The latest issue of teach PRIMARY has just come out and there are two articles (at least) of note that are worth a look at.
The first, ‘Good education doesn’t change every time there’s a new secretary of state’, is about Belleville Primary School in Wandsworth. According to Jacob Stow, the head teacher John Grove has worked steadily over the past decade to raise standards and it looks as if he and his staff are succeeding. From a base of low standards and low attainment, the school was adjudged ‘outstanding’ by Ofsted in 2007, and has now been awarded the coveted ‘Teaching School’ status.
They attribute their achievements to date to clear vision and consistency.

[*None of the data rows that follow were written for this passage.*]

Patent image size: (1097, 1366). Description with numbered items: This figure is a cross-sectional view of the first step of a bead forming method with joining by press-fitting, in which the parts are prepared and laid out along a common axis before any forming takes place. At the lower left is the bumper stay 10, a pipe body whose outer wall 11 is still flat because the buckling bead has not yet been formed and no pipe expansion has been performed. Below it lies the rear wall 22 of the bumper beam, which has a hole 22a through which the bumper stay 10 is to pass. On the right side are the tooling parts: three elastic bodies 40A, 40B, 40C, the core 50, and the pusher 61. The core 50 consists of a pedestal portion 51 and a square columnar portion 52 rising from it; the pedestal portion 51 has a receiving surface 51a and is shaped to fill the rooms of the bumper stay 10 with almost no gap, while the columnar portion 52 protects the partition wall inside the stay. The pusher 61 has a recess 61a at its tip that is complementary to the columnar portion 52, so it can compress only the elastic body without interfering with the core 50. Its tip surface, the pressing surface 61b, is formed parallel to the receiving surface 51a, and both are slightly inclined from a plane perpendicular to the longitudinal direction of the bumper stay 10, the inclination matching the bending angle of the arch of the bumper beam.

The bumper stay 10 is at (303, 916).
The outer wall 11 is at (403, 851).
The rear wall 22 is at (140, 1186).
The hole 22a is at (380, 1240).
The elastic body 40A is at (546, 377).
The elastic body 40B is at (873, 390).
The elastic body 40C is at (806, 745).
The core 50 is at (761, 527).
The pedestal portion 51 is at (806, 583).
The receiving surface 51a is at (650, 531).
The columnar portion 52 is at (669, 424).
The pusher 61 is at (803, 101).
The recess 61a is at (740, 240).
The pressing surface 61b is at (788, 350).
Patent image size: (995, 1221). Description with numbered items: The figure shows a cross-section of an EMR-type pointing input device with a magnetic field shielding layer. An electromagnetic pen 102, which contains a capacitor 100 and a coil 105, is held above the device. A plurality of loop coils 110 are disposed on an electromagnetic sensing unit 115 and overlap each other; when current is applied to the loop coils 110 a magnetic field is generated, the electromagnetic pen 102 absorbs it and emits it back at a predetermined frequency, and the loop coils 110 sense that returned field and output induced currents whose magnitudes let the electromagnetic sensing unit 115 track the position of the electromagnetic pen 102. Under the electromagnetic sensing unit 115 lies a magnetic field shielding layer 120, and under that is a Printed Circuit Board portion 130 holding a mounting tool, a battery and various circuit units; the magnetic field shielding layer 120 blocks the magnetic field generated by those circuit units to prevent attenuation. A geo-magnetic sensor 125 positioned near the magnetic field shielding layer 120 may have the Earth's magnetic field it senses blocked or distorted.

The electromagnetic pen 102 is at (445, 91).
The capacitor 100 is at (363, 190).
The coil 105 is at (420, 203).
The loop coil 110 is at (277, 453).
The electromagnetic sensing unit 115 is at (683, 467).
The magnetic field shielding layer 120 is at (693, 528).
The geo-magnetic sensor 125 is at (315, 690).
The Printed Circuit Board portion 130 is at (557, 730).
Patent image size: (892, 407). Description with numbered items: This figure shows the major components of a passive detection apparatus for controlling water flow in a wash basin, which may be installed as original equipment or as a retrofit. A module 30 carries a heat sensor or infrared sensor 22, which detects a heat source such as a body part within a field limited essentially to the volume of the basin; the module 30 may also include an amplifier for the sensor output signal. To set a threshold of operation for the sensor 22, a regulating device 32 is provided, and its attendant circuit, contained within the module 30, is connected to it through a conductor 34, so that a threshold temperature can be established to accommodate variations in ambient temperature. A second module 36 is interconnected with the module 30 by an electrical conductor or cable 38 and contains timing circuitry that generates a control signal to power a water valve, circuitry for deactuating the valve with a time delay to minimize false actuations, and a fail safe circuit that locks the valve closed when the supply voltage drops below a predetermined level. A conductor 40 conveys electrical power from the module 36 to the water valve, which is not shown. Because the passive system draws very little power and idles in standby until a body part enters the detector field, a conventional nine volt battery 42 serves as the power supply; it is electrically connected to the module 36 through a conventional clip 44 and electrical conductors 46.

The ‘clear vision’ looks to have been inspired to some degree by a visit to Singapore, which has inspired the school to adopt a number of important practices, such as, for example, acknowledging the enormous value of research and allowing staff time out to pursue it. They have also employed a retired professor for one day a week, an idea I saw being used to excellent effect in Shanghai schools through an OECD video.
The other article I liked very much is by Mike askew and focuses on Singapore Maths. Its main message is that ‘productive dispositions’ are not born but develop with effortful practice. This could have been taken straight out of the research findings in K. Anders Ericsson’s The Cambridge Handbook of Expertise and Expert Performance. High levels of ability or even expertise in any domain require more than ‘nascent talent, initial task interest, and high quality instruction; [they] also involve personal initiative, diligence and especially practice’. (Zimmerman, B., Chapter 39, p.705).
In fact Ericsson and Lehman (1996) ‘found that measures of basic mental capacities are not valid predictors of attainment of expert performance in a domain, and systematic differences between experts and less proficient individuals nearly always reflect attributes acquired by the experts during their lengthy training’ (p. 10).
In other words, with high quality instruction, plenty of opportunity to problem solve and practise, and the encouragement of effort, all children can make substantial progress in mathematics, or anything else for that matter.
These are also precisely the principles on which Sounds-Write is based.